In a meeting in Quito on Wednesday, Britain’s charge d’affaires reminded Ecuadoran ministers of a British law which can ultimately allow the government to withdraw diplomatic status from any embassy on its territory.
Under the normal rules of diplomacy, an embassy is out of bounds to the host country — but this could cease to be the case at the Ecuadoran embassy if Britain decides to invoke its Diplomatic and Consular Premises Act.
One phrase in the 1987 legislation could be key: it says an embassy enjoys protection under law unless “the Secretary of State (foreign minister) withdraws his acceptance or consent in relation to (the) land”.
After Assange was granted asylum on Thursday, Foreign Secretary William Hague dismissed Ecuadoran claims that they had been threatened with an “attack” on the building in London’s exclusive Knightsbridge district.
“There is no threat here to storm an embassy,” Hague said. “We are talking about an Act of Parliament in this country which stresses that it must be used in full conformity with international law.”
One British official told AFP that Ecuador had “twisted our words”.
Chris Brown, Professor of International Relations at the London School of Economics (LSE), said Britain had been “mind-bogglingly stupid to raise the issue in the first place”, regardless of how it was worded.
“Anyone with Diplomacy 101, as the Americans call it, would know that it (the threat) would backfire,” he told AFP.
“If you asked a room of my first-year students about what Britain has done, I believe that even they would not have made such a fundamental error.”

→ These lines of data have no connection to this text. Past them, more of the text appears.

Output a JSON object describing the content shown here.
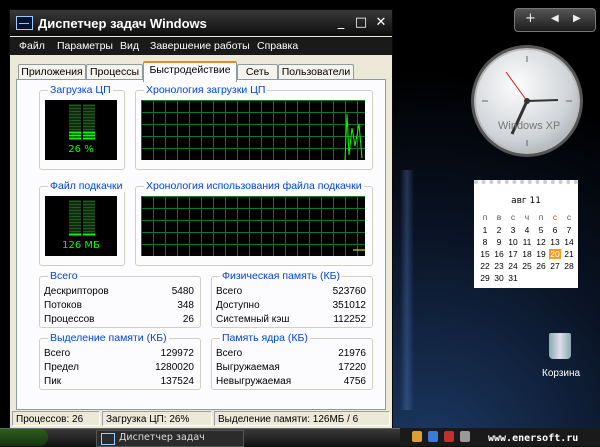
{
  "window": {
    "title": "Диспетчер задач Windows",
    "controls": {
      "minimize": "_",
      "maximize": "□",
      "close": "✕"
    }
  },
  "menu": [
    "Файл",
    "Параметры",
    "Вид",
    "Завершение работы",
    "Справка"
  ],
  "tabs": [
    "Приложения",
    "Процессы",
    "Быстродействие",
    "Сеть",
    "Пользователи"
  ],
  "active_tab": "Быстродействие",
  "performance": {
    "cpu_usage": {
      "title": "Загрузка ЦП",
      "value": "26 %",
      "level": 0.26
    },
    "cpu_history": {
      "title": "Хронология загрузки ЦП",
      "latest": 0.26
    },
    "pagefile": {
      "title": "Файл подкачки",
      "value": "126 МБ",
      "level": 0.1
    },
    "pagefile_history": {
      "title": "Хронология использования файла подкачки"
    },
    "totals": {
      "title": "Всего",
      "rows": [
        {
          "label": "Дескрипторов",
          "value": "5480"
        },
        {
          "label": "Потоков",
          "value": "348"
        },
        {
          "label": "Процессов",
          "value": "26"
        }
      ]
    },
    "physical_memory": {
      "title": "Физическая память (КБ)",
      "rows": [
        {
          "label": "Всего",
          "value": "523760"
        },
        {
          "label": "Доступно",
          "value": "351012"
        },
        {
          "label": "Системный кэш",
          "value": "112252"
        }
      ]
    },
    "commit_charge": {
      "title": "Выделение памяти (КБ)",
      "rows": [
        {
          "label": "Всего",
          "value": "129972"
        },
        {
          "label": "Предел",
          "value": "1280020"
        },
        {
          "label": "Пик",
          "value": "137524"
        }
      ]
    },
    "kernel_memory": {
      "title": "Память ядра (КБ)",
      "rows": [
        {
          "label": "Всего",
          "value": "21976"
        },
        {
          "label": "Выгружаемая",
          "value": "17220"
        },
        {
          "label": "Невыгружаемая",
          "value": "4756"
        }
      ]
    }
  },
  "status_bar": {
    "processes": "Процессов: 26",
    "cpu": "Загрузка ЦП: 26%",
    "commit": "Выделение памяти: 126МБ / 6"
  },
  "sidebar": {
    "controls": {
      "add": "+",
      "prev": "◀",
      "next": "▶"
    },
    "clock_label": "Windows XP",
    "calendar": {
      "month": "авг 11",
      "weekdays": [
        "п",
        "в",
        "с",
        "ч",
        "п",
        "с",
        "с"
      ],
      "weeks": [
        [
          "1",
          "2",
          "3",
          "4",
          "5",
          "6",
          "7"
        ],
        [
          "8",
          "9",
          "10",
          "11",
          "12",
          "13",
          "14"
        ],
        [
          "15",
          "16",
          "17",
          "18",
          "19",
          "20",
          "21"
        ],
        [
          "22",
          "23",
          "24",
          "25",
          "26",
          "27",
          "28"
        ],
        [
          "29",
          "30",
          "31",
          "",
          "",
          "",
          ""
        ]
      ],
      "today": "20"
    },
    "recycle_bin_label": "Корзина"
  },
  "taskbar": {
    "task_label": "Диспетчер задач",
    "watermark": "www.enersoft.ru"
  },
  "colors": {
    "graph_line": "#00ff00",
    "graph_grid": "#0a7a2e",
    "group_title": "#0046d5",
    "active_tab_accent": "#e68b2c",
    "today": "#f39c21"
  }
}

Police are guarding the exits of the embassy in London’s exclusive Knightsbridge district, but have so far made no move to enter it.
Brown said there was “no chance” that Britain would apply the law and enter the embassy to extract Assange, who Sweden wants to question over accusations of rape and molestation.
“All it did is deflect away from the main point, which is that Assange is wanted for questioning on a criminal charge,” he said.
“The British government has bumbled into a pointless argument.”
Britain’s Diplomatic and Consular Premises Act was introduced after several outrages over embassies in Britain — most notably, the killing of policewoman Yvonne Fletcher with a gun fired from Libya’s embassy in London in 1984.
The law has only ever been used once, to evict squatters from the Cambodian embassy.
Brown said that he believed the standoff over the Ecuadoran embassy, just round the corner from the Harrods department store, could only end in one way.
“I cannot see any other solution to this whole thing than him being put on a (Scandanavian airline) SAS flight to Stockholm,” he said.
Carl Gardner, a former British government lawyer and legal commentator, said that if Britain was determined to carry out its threat to arrest Assange and send him to Sweden it should take drastic action.
“It might be better simply to cut off diplomatic relations with Ecuador, send the ambassador home, close the embassy and arrest Assange after that,” he wrote on his blog.
“Ending diplomatic relations is the major sort of foreign affairs decision I doubt the courts would interfere with,” he added. “But that’d be a major diplomatic call.”